A bucket of 5-inch long pod-shaped razor clams from Virginia Beach sits on the counter ready for the lunch special at Bastille.

"This dish is seasonal," said Chef Christophe Poteaux. “It depends on the moon cycle since you need a wide beach when the tides are out to harvest the clams. The clams dig deep into the sand." The chef will add "a little bunch of vegetables" from a tray of square white containers. Into the skillet with a little oil go the artichokes, fennel, celery, carrots, peppers and tomatoes and he says shaking the pan, "we sauté them but not so much they color."

Poteaux added, "I've seen people become more adventuresome these days. Ten years ago they wouldn't have ordered braised veal breasts, and hangar steak was a little obscure." He added that side dishes of vegetables and small plates are a lot more popular because they are nutritious. He says this past winter the customer favorites have been the short rib beef daube, and the potato gnocchi, "and there's the homard curry (lobster Thai style.)" But Poteaux said, "I have a personal feeling about duck — confit on cassoulet, rillettes and duck prosciutto which I cure for 48 hours and then hang to dry."

He sees a trend inpeople interested to know where their ingredients are from locally. "As a French person the ingredients are essential."

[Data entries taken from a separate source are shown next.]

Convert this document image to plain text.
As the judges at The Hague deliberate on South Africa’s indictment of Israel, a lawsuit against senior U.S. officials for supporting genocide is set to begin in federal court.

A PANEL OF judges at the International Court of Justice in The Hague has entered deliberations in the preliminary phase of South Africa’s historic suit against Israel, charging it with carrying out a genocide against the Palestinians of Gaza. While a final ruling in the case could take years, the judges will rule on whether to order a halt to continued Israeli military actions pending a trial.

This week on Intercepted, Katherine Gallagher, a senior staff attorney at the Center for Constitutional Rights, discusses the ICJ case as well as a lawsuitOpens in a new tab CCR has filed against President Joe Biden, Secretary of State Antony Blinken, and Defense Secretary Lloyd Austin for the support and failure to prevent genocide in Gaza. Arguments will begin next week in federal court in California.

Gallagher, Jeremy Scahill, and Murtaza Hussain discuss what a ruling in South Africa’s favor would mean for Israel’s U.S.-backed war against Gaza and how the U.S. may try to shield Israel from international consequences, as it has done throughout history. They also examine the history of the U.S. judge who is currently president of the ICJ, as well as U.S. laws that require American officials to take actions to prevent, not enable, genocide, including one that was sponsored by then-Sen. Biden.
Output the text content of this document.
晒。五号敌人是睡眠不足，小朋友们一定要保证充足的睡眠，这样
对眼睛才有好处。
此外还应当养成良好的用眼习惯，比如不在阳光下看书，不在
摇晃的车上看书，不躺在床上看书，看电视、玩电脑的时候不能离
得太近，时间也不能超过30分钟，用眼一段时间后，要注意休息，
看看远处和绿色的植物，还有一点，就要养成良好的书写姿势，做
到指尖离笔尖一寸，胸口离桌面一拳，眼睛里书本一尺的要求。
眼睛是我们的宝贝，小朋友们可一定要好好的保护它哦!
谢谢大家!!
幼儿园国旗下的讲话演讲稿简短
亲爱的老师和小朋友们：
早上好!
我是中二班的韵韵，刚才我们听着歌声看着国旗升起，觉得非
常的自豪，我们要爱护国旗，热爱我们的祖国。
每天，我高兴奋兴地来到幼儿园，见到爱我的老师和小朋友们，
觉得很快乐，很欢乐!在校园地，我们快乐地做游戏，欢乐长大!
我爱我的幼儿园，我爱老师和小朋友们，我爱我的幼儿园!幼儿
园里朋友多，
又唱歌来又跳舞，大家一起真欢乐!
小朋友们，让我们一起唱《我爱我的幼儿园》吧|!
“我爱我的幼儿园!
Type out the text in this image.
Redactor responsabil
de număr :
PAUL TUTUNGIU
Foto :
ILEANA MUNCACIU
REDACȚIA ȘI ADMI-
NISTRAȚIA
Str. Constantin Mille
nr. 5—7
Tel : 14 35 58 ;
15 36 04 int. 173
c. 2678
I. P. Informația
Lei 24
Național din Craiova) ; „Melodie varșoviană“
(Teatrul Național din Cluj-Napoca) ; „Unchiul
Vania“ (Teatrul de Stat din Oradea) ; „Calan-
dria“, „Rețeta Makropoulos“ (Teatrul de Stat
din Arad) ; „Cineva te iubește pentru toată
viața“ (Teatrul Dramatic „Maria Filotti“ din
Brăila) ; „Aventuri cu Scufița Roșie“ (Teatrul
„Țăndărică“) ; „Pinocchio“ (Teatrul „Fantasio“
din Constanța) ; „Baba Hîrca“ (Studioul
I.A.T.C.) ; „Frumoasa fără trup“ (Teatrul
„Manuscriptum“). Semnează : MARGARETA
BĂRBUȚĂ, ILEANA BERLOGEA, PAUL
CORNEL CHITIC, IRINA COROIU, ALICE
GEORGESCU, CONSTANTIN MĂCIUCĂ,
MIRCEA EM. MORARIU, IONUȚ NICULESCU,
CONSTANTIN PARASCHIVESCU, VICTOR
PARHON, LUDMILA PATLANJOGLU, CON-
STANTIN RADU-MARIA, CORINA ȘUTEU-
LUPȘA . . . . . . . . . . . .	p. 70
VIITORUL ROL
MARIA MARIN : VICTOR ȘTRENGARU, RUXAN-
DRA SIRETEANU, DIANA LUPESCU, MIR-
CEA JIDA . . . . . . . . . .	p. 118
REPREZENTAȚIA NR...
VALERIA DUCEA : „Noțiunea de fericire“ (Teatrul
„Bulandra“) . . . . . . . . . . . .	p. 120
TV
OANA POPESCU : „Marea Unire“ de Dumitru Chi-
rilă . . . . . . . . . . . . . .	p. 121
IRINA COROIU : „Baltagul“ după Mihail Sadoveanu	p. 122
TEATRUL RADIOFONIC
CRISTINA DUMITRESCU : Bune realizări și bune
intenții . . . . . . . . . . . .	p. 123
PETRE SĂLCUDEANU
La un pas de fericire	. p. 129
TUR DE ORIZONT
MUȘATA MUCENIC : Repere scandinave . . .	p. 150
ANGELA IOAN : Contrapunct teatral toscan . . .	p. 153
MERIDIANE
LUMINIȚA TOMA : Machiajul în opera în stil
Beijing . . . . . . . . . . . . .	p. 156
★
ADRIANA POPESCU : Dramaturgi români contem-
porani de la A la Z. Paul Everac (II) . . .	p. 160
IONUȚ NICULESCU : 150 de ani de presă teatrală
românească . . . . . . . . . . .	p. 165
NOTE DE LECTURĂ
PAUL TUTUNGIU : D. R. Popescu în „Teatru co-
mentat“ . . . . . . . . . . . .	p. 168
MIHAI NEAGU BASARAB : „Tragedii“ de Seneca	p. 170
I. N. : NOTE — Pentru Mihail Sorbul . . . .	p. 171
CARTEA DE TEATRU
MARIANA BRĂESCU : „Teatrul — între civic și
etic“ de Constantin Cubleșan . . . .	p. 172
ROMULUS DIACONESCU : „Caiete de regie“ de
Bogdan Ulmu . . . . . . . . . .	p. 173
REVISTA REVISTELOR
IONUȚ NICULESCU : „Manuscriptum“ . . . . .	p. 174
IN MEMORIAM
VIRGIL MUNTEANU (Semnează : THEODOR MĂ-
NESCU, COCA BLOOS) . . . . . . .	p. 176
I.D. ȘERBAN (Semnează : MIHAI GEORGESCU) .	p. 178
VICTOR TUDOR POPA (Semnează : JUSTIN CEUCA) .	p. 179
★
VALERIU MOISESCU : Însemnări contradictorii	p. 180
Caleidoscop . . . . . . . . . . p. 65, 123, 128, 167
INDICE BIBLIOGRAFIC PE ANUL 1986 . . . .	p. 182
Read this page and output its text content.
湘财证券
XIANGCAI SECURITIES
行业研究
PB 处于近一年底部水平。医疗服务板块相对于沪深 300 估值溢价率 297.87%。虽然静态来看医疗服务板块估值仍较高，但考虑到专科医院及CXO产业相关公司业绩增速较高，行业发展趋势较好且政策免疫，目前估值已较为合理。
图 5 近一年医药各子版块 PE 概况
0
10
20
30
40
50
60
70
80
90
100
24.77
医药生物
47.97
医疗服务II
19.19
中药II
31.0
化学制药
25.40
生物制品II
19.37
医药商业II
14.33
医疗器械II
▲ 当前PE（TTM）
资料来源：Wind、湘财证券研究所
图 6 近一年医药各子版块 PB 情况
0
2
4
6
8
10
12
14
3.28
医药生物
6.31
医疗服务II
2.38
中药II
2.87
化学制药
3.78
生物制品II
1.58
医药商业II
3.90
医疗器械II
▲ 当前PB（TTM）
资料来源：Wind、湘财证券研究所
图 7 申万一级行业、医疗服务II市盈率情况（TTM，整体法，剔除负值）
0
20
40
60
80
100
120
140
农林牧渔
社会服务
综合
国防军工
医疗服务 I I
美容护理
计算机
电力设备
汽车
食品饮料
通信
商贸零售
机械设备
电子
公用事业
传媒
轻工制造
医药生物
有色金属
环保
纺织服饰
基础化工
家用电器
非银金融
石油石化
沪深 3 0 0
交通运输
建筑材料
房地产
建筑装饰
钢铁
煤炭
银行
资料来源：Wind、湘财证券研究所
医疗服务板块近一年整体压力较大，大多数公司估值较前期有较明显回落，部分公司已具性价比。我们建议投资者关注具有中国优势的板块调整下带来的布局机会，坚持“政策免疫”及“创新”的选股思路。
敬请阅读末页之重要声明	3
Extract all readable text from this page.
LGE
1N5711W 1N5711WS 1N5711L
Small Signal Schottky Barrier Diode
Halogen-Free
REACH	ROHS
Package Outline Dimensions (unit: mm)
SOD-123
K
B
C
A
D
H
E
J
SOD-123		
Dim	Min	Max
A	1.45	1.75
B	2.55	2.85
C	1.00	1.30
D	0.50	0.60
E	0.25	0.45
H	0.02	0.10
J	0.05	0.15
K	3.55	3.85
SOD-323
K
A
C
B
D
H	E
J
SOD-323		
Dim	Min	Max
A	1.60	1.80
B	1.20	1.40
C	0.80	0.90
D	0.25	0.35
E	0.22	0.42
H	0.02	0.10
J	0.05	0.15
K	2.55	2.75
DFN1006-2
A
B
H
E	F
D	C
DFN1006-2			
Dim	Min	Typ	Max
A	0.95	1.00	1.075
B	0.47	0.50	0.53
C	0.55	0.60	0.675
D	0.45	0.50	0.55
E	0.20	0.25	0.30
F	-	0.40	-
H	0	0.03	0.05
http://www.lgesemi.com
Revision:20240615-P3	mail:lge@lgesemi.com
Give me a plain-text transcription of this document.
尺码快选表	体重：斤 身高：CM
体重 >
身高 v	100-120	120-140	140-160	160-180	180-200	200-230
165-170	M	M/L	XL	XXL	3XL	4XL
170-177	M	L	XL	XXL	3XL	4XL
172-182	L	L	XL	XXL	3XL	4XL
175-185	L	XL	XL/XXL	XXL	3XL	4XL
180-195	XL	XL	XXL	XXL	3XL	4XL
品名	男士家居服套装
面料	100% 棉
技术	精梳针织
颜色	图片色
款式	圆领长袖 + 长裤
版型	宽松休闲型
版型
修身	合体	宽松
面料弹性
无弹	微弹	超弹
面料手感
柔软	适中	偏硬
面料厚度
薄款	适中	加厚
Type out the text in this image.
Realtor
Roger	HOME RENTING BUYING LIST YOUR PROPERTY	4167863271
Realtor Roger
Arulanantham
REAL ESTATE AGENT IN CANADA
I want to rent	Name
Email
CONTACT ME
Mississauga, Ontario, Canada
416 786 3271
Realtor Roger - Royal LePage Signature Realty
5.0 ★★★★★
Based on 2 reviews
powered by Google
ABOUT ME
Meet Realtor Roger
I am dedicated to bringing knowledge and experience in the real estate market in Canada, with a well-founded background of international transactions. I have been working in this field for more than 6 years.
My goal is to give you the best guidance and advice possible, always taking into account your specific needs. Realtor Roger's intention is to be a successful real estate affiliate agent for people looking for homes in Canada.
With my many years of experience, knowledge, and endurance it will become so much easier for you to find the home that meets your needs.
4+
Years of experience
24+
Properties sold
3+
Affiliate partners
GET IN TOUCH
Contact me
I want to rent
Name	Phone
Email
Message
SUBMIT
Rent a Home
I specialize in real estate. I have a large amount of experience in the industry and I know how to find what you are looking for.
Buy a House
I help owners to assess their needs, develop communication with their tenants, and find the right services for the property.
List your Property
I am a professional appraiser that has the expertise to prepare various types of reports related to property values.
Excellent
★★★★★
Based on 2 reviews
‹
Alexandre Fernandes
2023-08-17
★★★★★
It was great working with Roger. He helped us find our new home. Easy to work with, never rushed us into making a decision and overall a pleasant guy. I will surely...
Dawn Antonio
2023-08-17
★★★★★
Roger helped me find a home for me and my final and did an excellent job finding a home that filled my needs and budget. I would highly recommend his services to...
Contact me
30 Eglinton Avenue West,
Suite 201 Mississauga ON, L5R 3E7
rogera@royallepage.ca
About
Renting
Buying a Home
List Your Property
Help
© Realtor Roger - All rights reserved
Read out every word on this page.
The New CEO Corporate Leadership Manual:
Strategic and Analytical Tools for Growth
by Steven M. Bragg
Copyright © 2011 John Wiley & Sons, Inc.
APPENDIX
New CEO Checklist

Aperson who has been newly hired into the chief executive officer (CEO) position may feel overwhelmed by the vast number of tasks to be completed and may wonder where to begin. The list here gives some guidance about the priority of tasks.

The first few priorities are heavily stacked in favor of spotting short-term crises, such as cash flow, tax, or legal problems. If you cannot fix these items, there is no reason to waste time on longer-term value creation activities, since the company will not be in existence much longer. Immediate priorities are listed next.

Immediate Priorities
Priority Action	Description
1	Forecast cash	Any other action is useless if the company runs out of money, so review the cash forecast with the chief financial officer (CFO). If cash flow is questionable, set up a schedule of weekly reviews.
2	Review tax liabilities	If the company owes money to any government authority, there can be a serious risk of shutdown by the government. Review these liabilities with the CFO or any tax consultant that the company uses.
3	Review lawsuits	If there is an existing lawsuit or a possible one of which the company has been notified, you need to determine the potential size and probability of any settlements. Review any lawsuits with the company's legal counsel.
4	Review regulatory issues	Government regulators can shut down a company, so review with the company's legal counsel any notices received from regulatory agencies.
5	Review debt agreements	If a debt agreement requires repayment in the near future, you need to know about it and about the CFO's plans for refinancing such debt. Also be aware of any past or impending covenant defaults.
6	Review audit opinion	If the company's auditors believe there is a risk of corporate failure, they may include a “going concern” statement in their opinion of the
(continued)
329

Poteaux always wanted to be a chef. He had a cousin in France with a restaurant where he sometimes worked in the summers as a youth. "My other influence was my grandpa, who was a baker. See his picture is in the hallway," he said, pointing through the kitchen door. Poteaux spent several summers there with his grandpa. He came to the U.S. in 1997. "I worked in finance and banking and got a late start on cooking. I made a good living, but I was miserable." He went to Los Angeles, then moved to New York. From 2003-2006 he was a chef at the Watergate Hotel.

Poteaux rubs salt between his fingers, and adds tellicherry pepper, a splash of chardonnay and shellfish broth to the skillet. He covers the dish for 3-4 minutes. "Get me a cassoulet dish," he said, adding the large pink shrimp at the last minute "so you don't over do it."

Michelle Poteaux appears around the corner with a sheet of crisp newly-baked focaccia."I thought you might want to use these with some aioli on the dish with the special."

He says the most difficult thing to cook is lobster because you have to be careful of the temperature or "it will curdle and get tough." Also duck because it is lean and gamey so you have to cook it slowly on the skin to render the fat. Poteaux begins his day about 9 a..m when "I make sure everyone is on time." Then he checks his ingredients.

The menu is set for the season but he may change one dish, and he has a special for the day. "For instance we had rockfish two weeks ago when they told me they could go to the water to get some." When they have a special he will do it himself the first few times so the others in the kitchen know how for next time. "I am the quality control."

Sometimes he gets an idea. "I have been cooking for 20 years so I start with a classic and add a few things. My ideas burst." He thinks of the seasons, what is fresh and then adds protein. But he says he has failures. "Then I laugh." Before he puts a new dish on the menu, he tries it out on his staff and then adds it to the menu when it's ready.

Large black and white pictures of his wife Michelle and the children line the walls in the main dining room. Michelle is the pastry chef originally from Billings. Mo., and they met Aquarelle, formerly in the Watergate. Today she has made ananas rotie, roasted spiced pineapple with almond cake. Bastille moved to its present location on N. Fayette Street in January from its former location on N. Royal Street. Poteaux said they were bursting out of the old building. Now they have a main dining room with 45 seats and a smaller one in back, "plus a 40-seat patio just waiting for spring. With the development of the waterfront and the sale of the power plant, this area is flourishing."